Я смотрела на эту картину у себя на ноутбуке за много лет до того, как увидела ее лично в Уитни знойным октябрьским вечером. Она висела в самом конце галереи, скрытая за стайкой людей. «Поразительные цвета», — сказала девушка, и меня выволокло вперед. Вблизи картина обустроилась иначе, распалась на сучки и задоринки, не замеченные мною прежде. Яркий треугольник потолка в заведении покрылся трещинами. Между кофеварками возник длинный желтый потек. Краска лежала очень тонко, не полностью укрывая холст, и поверхность прорывалась мешаниной едва заметных белых пупырышков и крошечных белых волокон.

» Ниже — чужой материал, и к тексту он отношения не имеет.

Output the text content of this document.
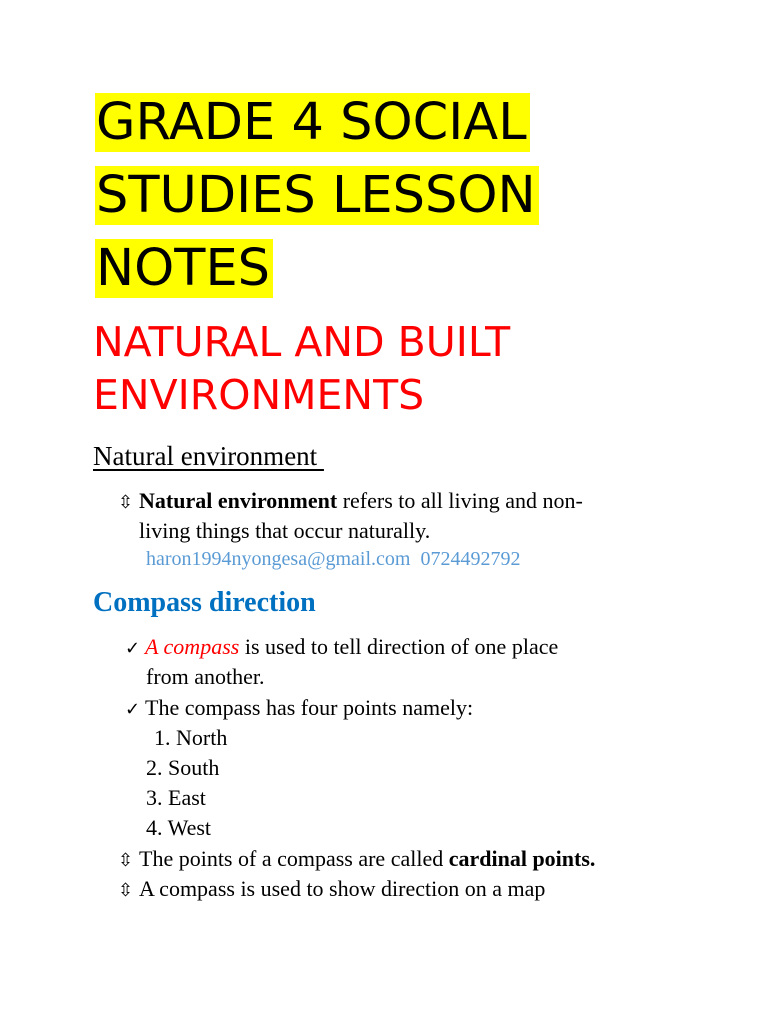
GRADE 4 SOCIAL
STUDIES LESSON
NOTES
NATURAL AND BUILT
ENVIRONMENTS
Natural environment
⇳ Natural environment refers to all living and non-
living things that occur naturally.
haron1994nyongesa@gmail.com  0724492792
Compass direction
✓ A compass is used to tell direction of one place
from another.
✓ The compass has four points namely:
1. North
2. South
3. East
4. West
⇳ The points of a compass are called cardinal points.
⇳ A compass is used to show direction on a map
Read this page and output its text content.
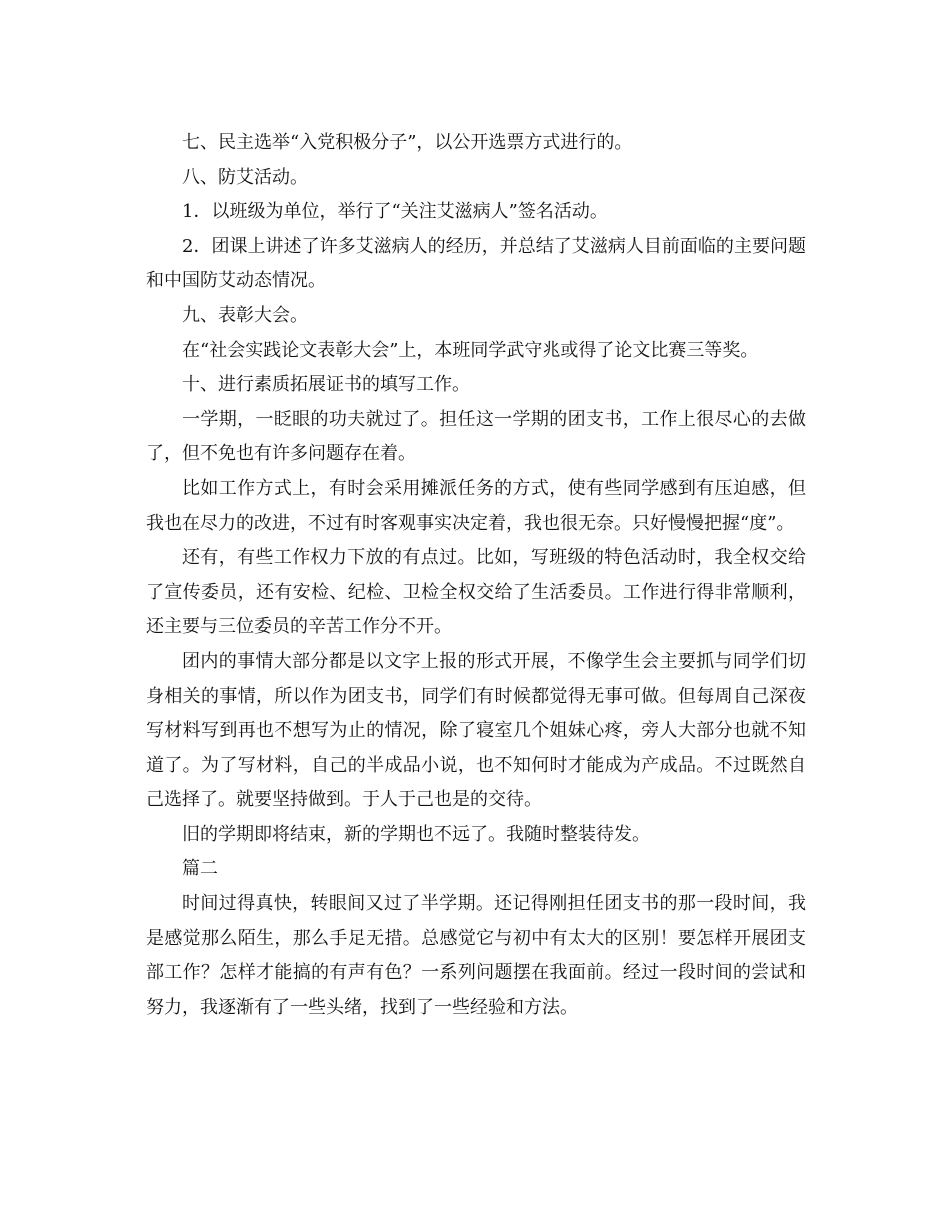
七、民主选举“入党积极分子”，以公开选票方式进行的。

八、防艾活动。

1．以班级为单位，举行了“关注艾滋病人”签名活动。

2．团课上讲述了许多艾滋病人的经历，并总结了艾滋病人目前面临的主要问题和中国防艾动态情况。

九、表彰大会。

在“社会实践论文表彰大会”上，本班同学武守兆或得了论文比赛三等奖。

十、进行素质拓展证书的填写工作。

一学期，一眨眼的功夫就过了。担任这一学期的团支书，工作上很尽心的去做了，但不免也有许多问题存在着。

比如工作方式上，有时会采用摊派任务的方式，使有些同学感到有压迫感，但我也在尽力的改进，不过有时客观事实决定着，我也很无奈。只好慢慢把握“度”。

还有，有些工作权力下放的有点过。比如，写班级的特色活动时，我全权交给了宣传委员，还有安检、纪检、卫检全权交给了生活委员。工作进行得非常顺利，还主要与三位委员的辛苦工作分不开。

团内的事情大部分都是以文字上报的形式开展，不像学生会主要抓与同学们切身相关的事情，所以作为团支书，同学们有时候都觉得无事可做。但每周自己深夜写材料写到再也不想写为止的情况，除了寝室几个姐妹心疼，旁人大部分也就不知道了。为了写材料，自己的半成品小说，也不知何时才能成为产成品。不过既然自己选择了。就要坚持做到。于人于己也是的交待。

旧的学期即将结束，新的学期也不远了。我随时整装待发。

篇二

时间过得真快，转眼间又过了半学期。还记得刚担任团支书的那一段时间，我是感觉那么陌生，那么手足无措。总感觉它与初中有太大的区别！要怎样开展团支部工作？怎样才能搞的有声有色？一系列问题摆在我面前。经过一段时间的尝试和努力，我逐渐有了一些头绪，找到了一些经验和方法。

Я шагнула назад. Зеленые тени падали на тротуар остриями и ромбами. Ни один цвет в мироздании не способен столь же мощно передавать городскую отчужденность, атомарность людей внутри сотворенного ими, как этот мерзкий болезненный зеленый, возникший исключительно благодаря изобретению электричества, и связан он неразрывно с ночным городом, с городом стеклянных башен, пустых освещенных контор и неоновых вывесок.
Пришла экскурсовод, темные волосы зачесаны наверх, за ней по пятам — стайка посетителей. Экскурсовод указала на картину со словами: «Вы обратили внимание — ни единой двери?», — и группа столпилась вокруг, тихонько галдя и восклицая. И правда. Забегаловка «Полуночников» — прибежище, спору нет, но и зримого входа в нее нет, как нет и выхода. В глубине картины имеется мультяшная охристая дверь, ведет она, вероятно, в замызганную кухню. Но от улицы зал изолирован: городской аквариум, стеклянное узилище.
Внутри этой мертвенно-желтой тюрьмы — четыре знаменитые фигуры. Подозрительная парочка, бармен в белой форме, белокурые волосы убраны под шапочку, и человек спиной к витрине, раззявленный полумесяц его пиджачного кармана — самая темная точка всего полотна. Никто не разговаривает. Никто ни на кого не смотрит. Приют ли эта забегаловка для отчужденных, место отдохновения, или же нам показывают разъединенность, процветающую в больших городах? Блистательность этой картины — в ее смуте, в отказе посвящать.
Взгляните, к примеру, на юношу за стойкой: лицо у него, может, вежливое, а может, и холодное. Он стоит в середине ансамбля треугольников, раздает ночное кофейное причастие. Но не узник ли и он? Одна из вершин зарезана краем холста, но, очевидно, этот треугольник сужается слишком резко, и вряд ли там нашлось бы место для калитки или барной дверки. На такие вот тонкие геометрические неувязки Хоппер был великий мастак, их он применял, чтобы разжечь в зрителе порыв, создать ощущение западни, боязнь, глубинное беспокойство.